Polish president visits synagogue for Hanukkah
WARSAW, Poland - Poland's president celebrated the start of Hanukkah by visiting Warsaw's main synagogue yesterday, a gesture that the city's Jewish community greeted as a historic step in its revival.
WARSAW, Poland - Poland's president celebrated the start of Hanukkah by visiting Warsaw's main synagogue yesterday, a gesture that the city's Jewish community greeted as a historic step in its revival.
Lech Kaczynski's visit marked the first time the head of state has attended a religious service at a synagogue in Poland, whose Jewish population was nearly wiped out in the Holocaust and later suffered from communist-era repression.
The visit "means we're in a normal country . . . a country that treasures that it has citizens of different religions and of different backgrounds," said Poland's chief rabbi, Michael Schudrich.
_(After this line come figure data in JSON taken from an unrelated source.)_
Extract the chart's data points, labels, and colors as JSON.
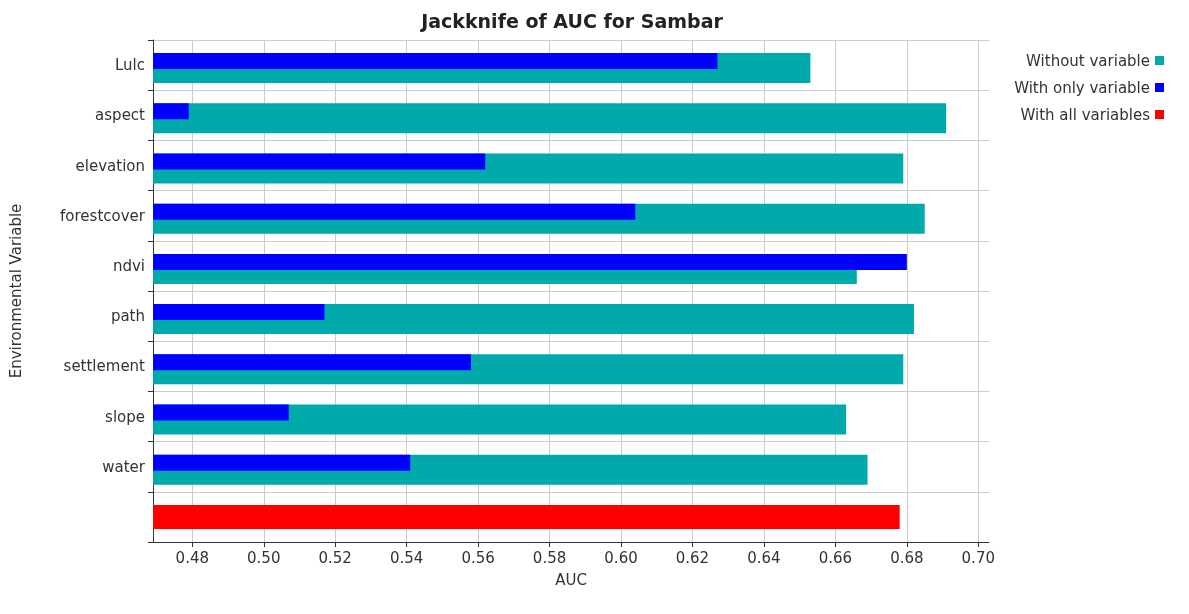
{
  "chart_data": {
    "type": "bar",
    "orientation": "horizontal",
    "title": "Jackknife of AUC for Sambar",
    "xlabel": "AUC",
    "ylabel": "Environmental Variable",
    "categories": [
      "Lulc",
      "aspect",
      "elevation",
      "forestcover",
      "ndvi",
      "path",
      "settlement",
      "slope",
      "water",
      null
    ],
    "series": [
      {
        "name": "Without variable",
        "color": "#00aaaa",
        "values": [
          0.653,
          0.691,
          0.679,
          0.685,
          0.666,
          0.682,
          0.679,
          0.663,
          0.669,
          null
        ]
      },
      {
        "name": "With only variable",
        "color": "#0000ff",
        "values": [
          0.627,
          0.479,
          0.562,
          0.604,
          0.68,
          0.517,
          0.558,
          0.507,
          0.541,
          null
        ]
      },
      {
        "name": "With all variables",
        "color": "#ff0000",
        "values": [
          null,
          null,
          null,
          null,
          null,
          null,
          null,
          null,
          null,
          0.678
        ]
      }
    ],
    "xlim": [
      0.469,
      0.703
    ],
    "xticks": [
      0.48,
      {
        "value": 0.5,
        "label": "0.50"
      },
      0.52,
      0.54,
      0.56,
      0.58,
      {
        "value": 0.6,
        "label": "0.60"
      },
      0.62,
      0.64,
      0.66,
      0.68,
      {
        "value": 0.7,
        "label": "0.70"
      }
    ],
    "grid": true,
    "legend": "top right"
  }
}
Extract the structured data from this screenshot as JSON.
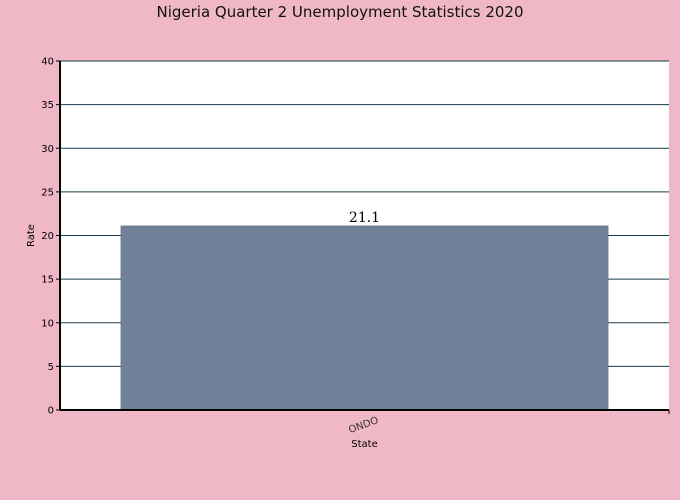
{
  "chart_data": {
    "type": "bar",
    "title": "Nigeria Quarter 2 Unemployment Statistics 2020",
    "xlabel": "State",
    "ylabel": "Rate",
    "categories": [
      "ONDO"
    ],
    "values": [
      21.1
    ],
    "data_labels": [
      "21.1"
    ],
    "ylim": [
      0,
      40
    ],
    "yticks": [
      0,
      5,
      10,
      15,
      20,
      25,
      30,
      35,
      40
    ],
    "grid": true,
    "legend": "none",
    "colors": {
      "background": "#f0b8c6",
      "plot_area": "#ffffff",
      "bar": "#718099",
      "gridline": "#1a3a4a"
    }
  }
}
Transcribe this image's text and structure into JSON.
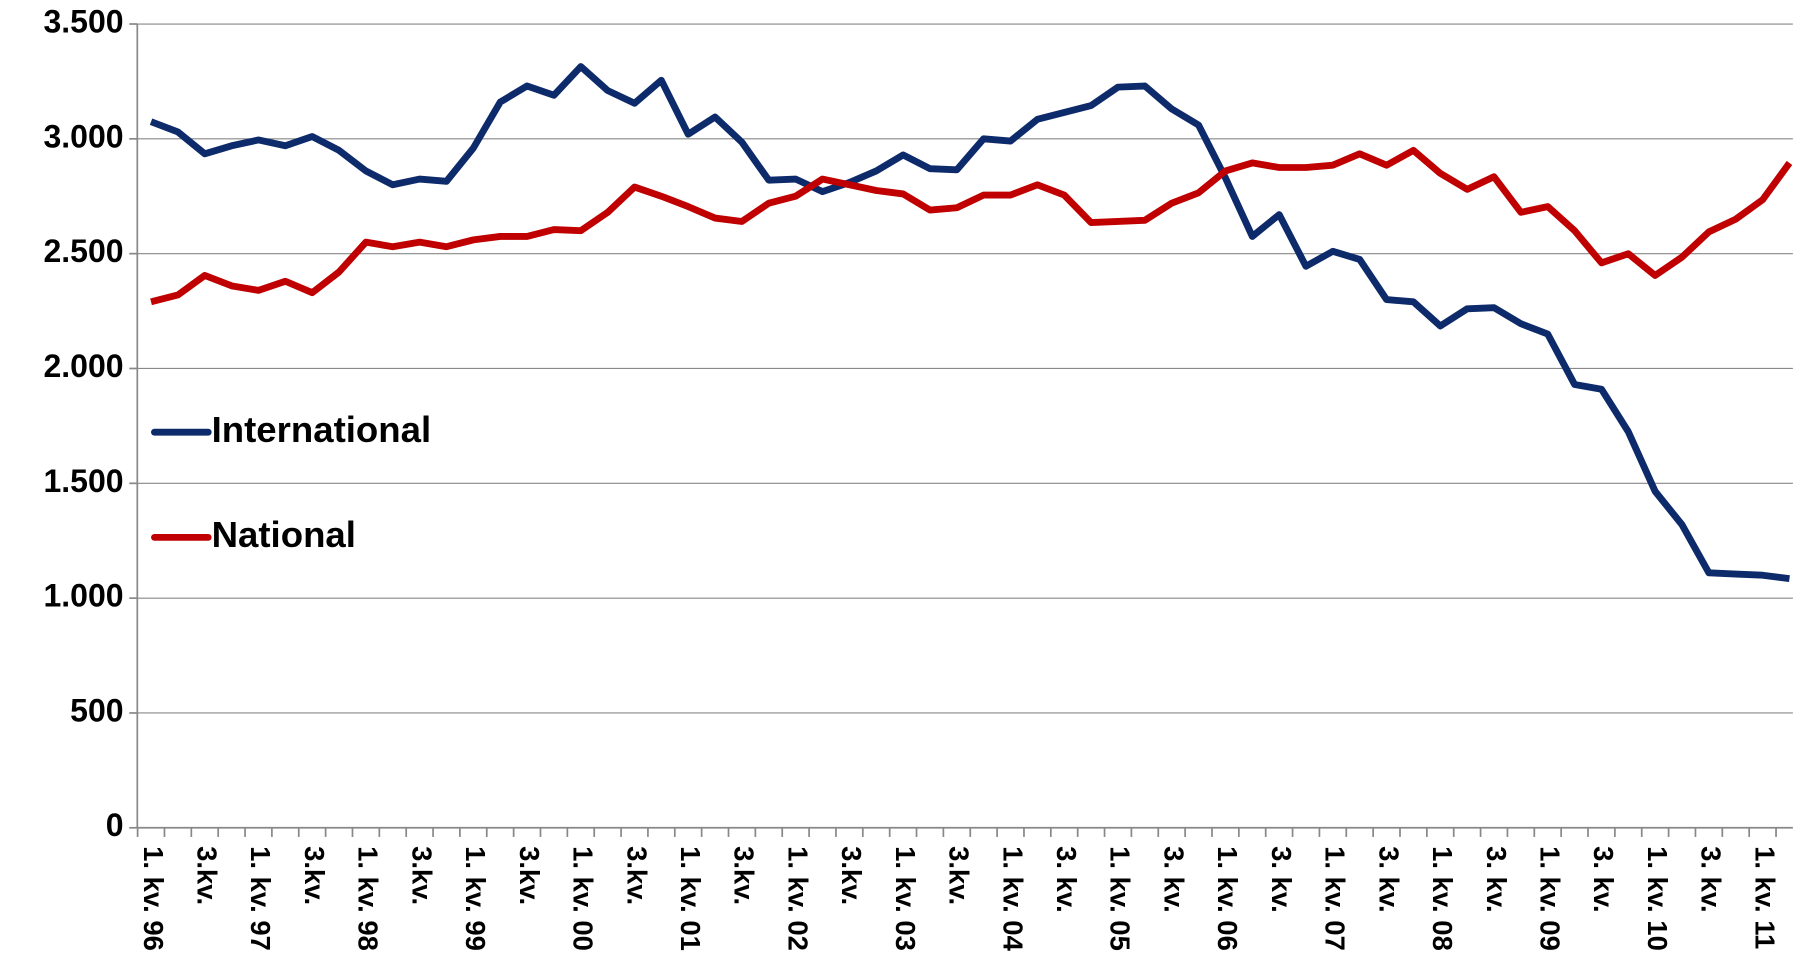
{
  "chart_data": {
    "type": "line",
    "categories": [
      "1. kv. 96",
      null,
      "3.kv.",
      null,
      "1. kv. 97",
      null,
      "3.kv.",
      null,
      "1. kv. 98",
      null,
      "3.kv.",
      null,
      "1. kv. 99",
      null,
      "3.kv.",
      null,
      "1. kv. 00",
      null,
      "3.kv.",
      null,
      "1. kv. 01",
      null,
      "3.kv.",
      null,
      "1. kv. 02",
      null,
      "3.kv.",
      null,
      "1. kv. 03",
      null,
      "3.kv.",
      null,
      "1. kv. 04",
      null,
      "3. kv.",
      null,
      "1. kv. 05",
      null,
      "3. kv.",
      null,
      "1. kv. 06",
      null,
      "3. kv.",
      null,
      "1. kv. 07",
      null,
      "3. kv.",
      null,
      "1. kv. 08",
      null,
      "3. kv.",
      null,
      "1. kv. 09",
      null,
      "3. kv.",
      null,
      "1. kv. 10",
      null,
      "3. kv.",
      null,
      "1. kv. 11",
      null
    ],
    "series": [
      {
        "name": "International",
        "color": "#0d2a6b",
        "values": [
          3075,
          3030,
          2935,
          2970,
          2995,
          2970,
          3010,
          2950,
          2860,
          2800,
          2825,
          2815,
          2960,
          3160,
          3230,
          3190,
          3315,
          3210,
          3155,
          3255,
          3020,
          3095,
          2985,
          2820,
          2825,
          2770,
          2810,
          2860,
          2930,
          2870,
          2865,
          3000,
          2990,
          3085,
          3115,
          3145,
          3225,
          3230,
          3130,
          3060,
          2830,
          2575,
          2670,
          2445,
          2510,
          2475,
          2300,
          2290,
          2185,
          2260,
          2265,
          2195,
          2150,
          1930,
          1910,
          1725,
          1465,
          1320,
          1110,
          1105,
          1100,
          1085
        ]
      },
      {
        "name": "National",
        "color": "#c00000",
        "values": [
          2290,
          2320,
          2405,
          2360,
          2340,
          2380,
          2330,
          2420,
          2550,
          2530,
          2550,
          2530,
          2560,
          2575,
          2575,
          2605,
          2600,
          2680,
          2790,
          2750,
          2705,
          2655,
          2640,
          2720,
          2750,
          2825,
          2800,
          2775,
          2760,
          2690,
          2700,
          2755,
          2755,
          2800,
          2755,
          2635,
          2640,
          2645,
          2720,
          2765,
          2860,
          2895,
          2875,
          2875,
          2885,
          2935,
          2885,
          2950,
          2850,
          2780,
          2835,
          2680,
          2705,
          2600,
          2460,
          2500,
          2405,
          2485,
          2595,
          2650,
          2735,
          2895
        ]
      }
    ],
    "ylim": [
      0,
      3500
    ],
    "yticks": [
      0,
      500,
      {
        "value": 1000,
        "label": "1.000"
      },
      {
        "value": 1500,
        "label": "1.500"
      },
      {
        "value": 2000,
        "label": "2.000"
      },
      {
        "value": 2500,
        "label": "2.500"
      },
      {
        "value": 3000,
        "label": "3.000"
      },
      {
        "value": 3500,
        "label": "3.500"
      }
    ],
    "grid": true,
    "legend": "left"
  }
}
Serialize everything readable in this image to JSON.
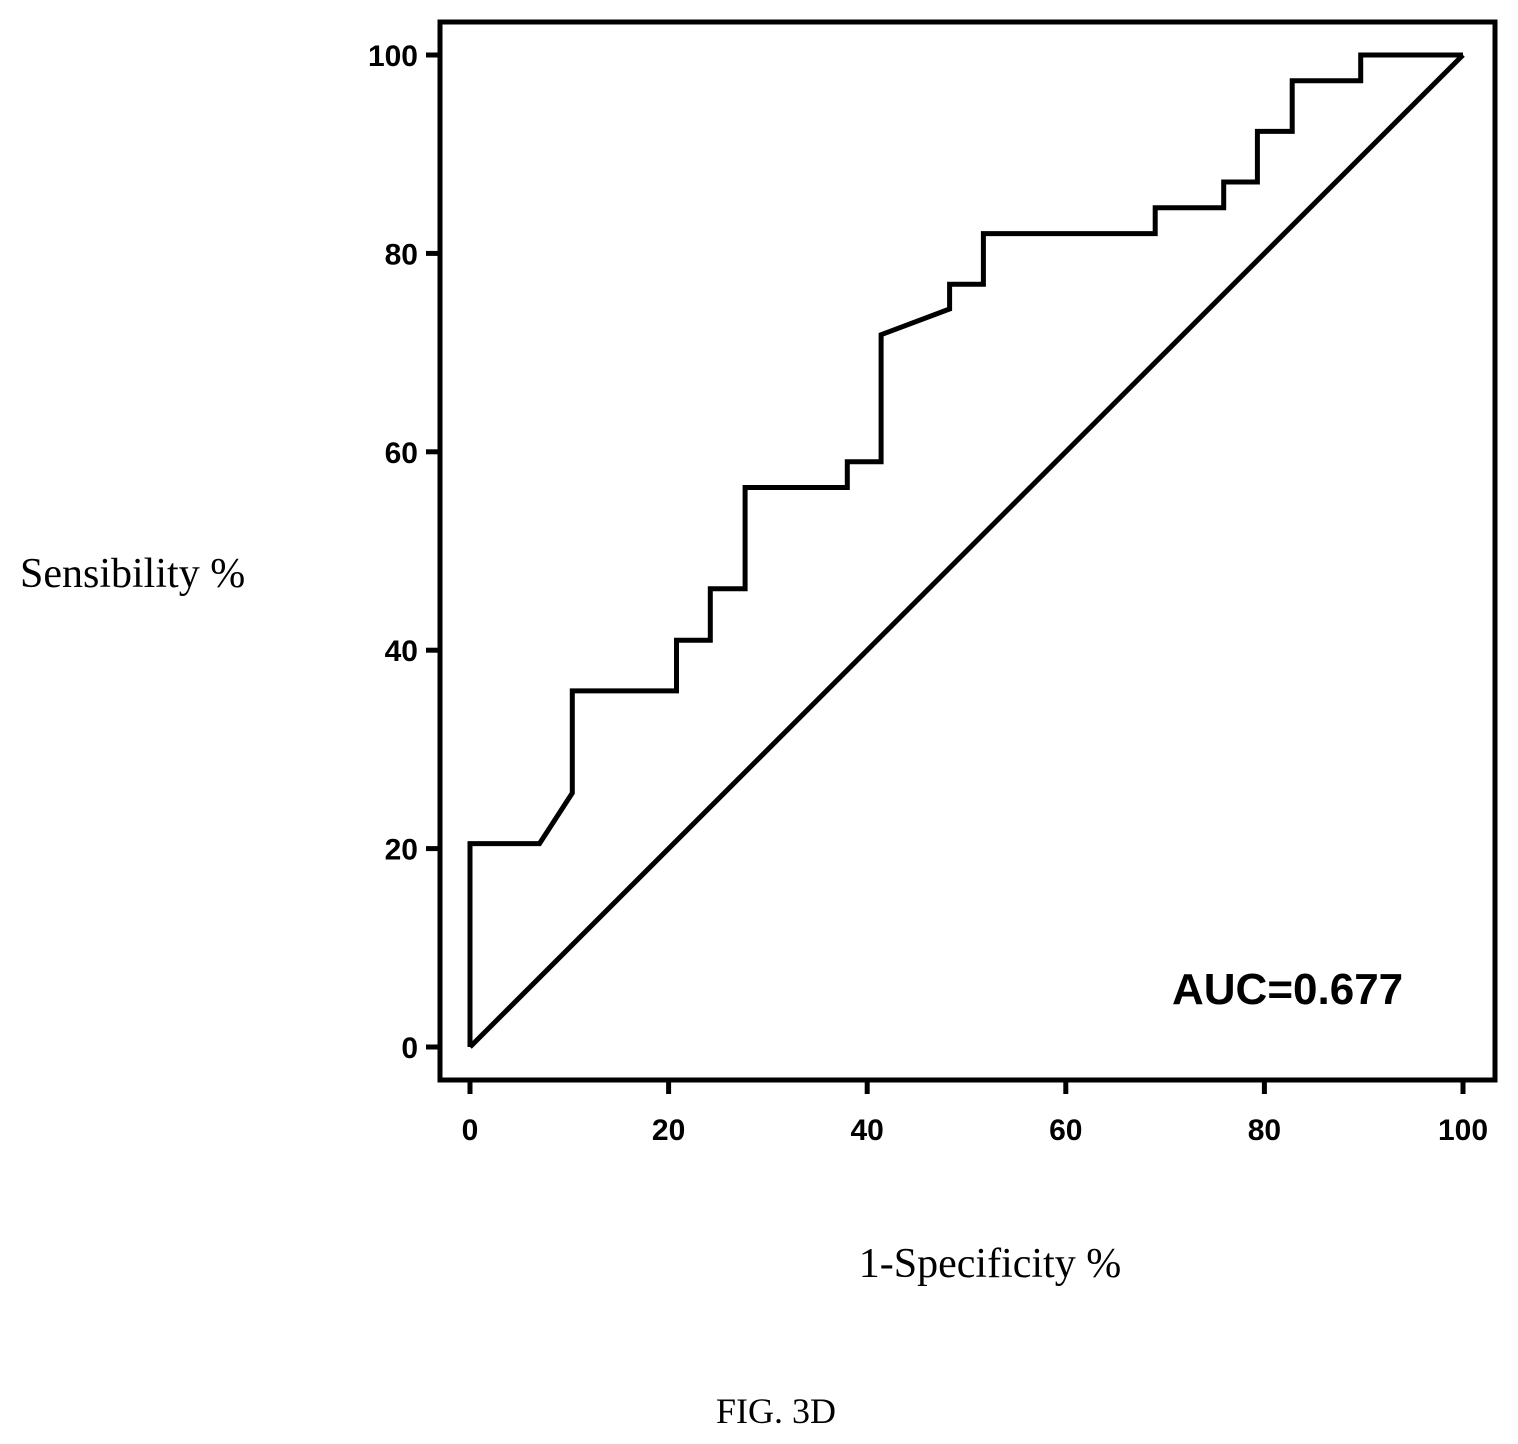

As Kaczynski entered Warsaw's century-old Nozyk synagogue just after sundown, the congregation rose and a group of Jewish children sang "Shalom Aleichem" - "peace be upon you."
Wearing a yarmulke, Kaczynski strode to the front of the synagogue, where he sat as a choir sang the Polish national anthem and a song in Yiddish - the language spoken by many of the nearly 3.5 million Jews who lived in Poland before World War II.
Poland was a haven for Jews for nearly 1,000 years, and was home to Europe's largest community before the war. Most were killed in the ghettos and death camps that Nazi Germany set up after it invaded Poland in 1939, at the war's start.
In the nearly 20 years since communism fell, the community has enjoyed new vitality, with Jews returning to their roots and shaking off old fears of anti-Semitism.
A prayer for the Polish nation, written for the occasion of the president's visit, was also read.
Kaczynski then lit a cream-colored candle that was placed on a silver menorah.
Piotr Kadlcik, the head of the country's Jewish community, said a pre-World War II president, Ignacy Moscicki, visited a synagogue in the 1920s - but that was not for a religious ceremony and he did not spend time with the congregation.
Kaczynski, who is Roman Catholic, has long been a friend to the Jewish community.
He visited the synagogue in his former role as mayor of Warsaw; he promoted a planned museum on Jewish history by donating city land to the project; and for the past two years he has marked Hanukkah with candle-lighting celebrations at the presidential palace.
But his appearance in the house of worship - amid those who had survived the Holocaust and children with no memory of it - was greeted as even more meaningful.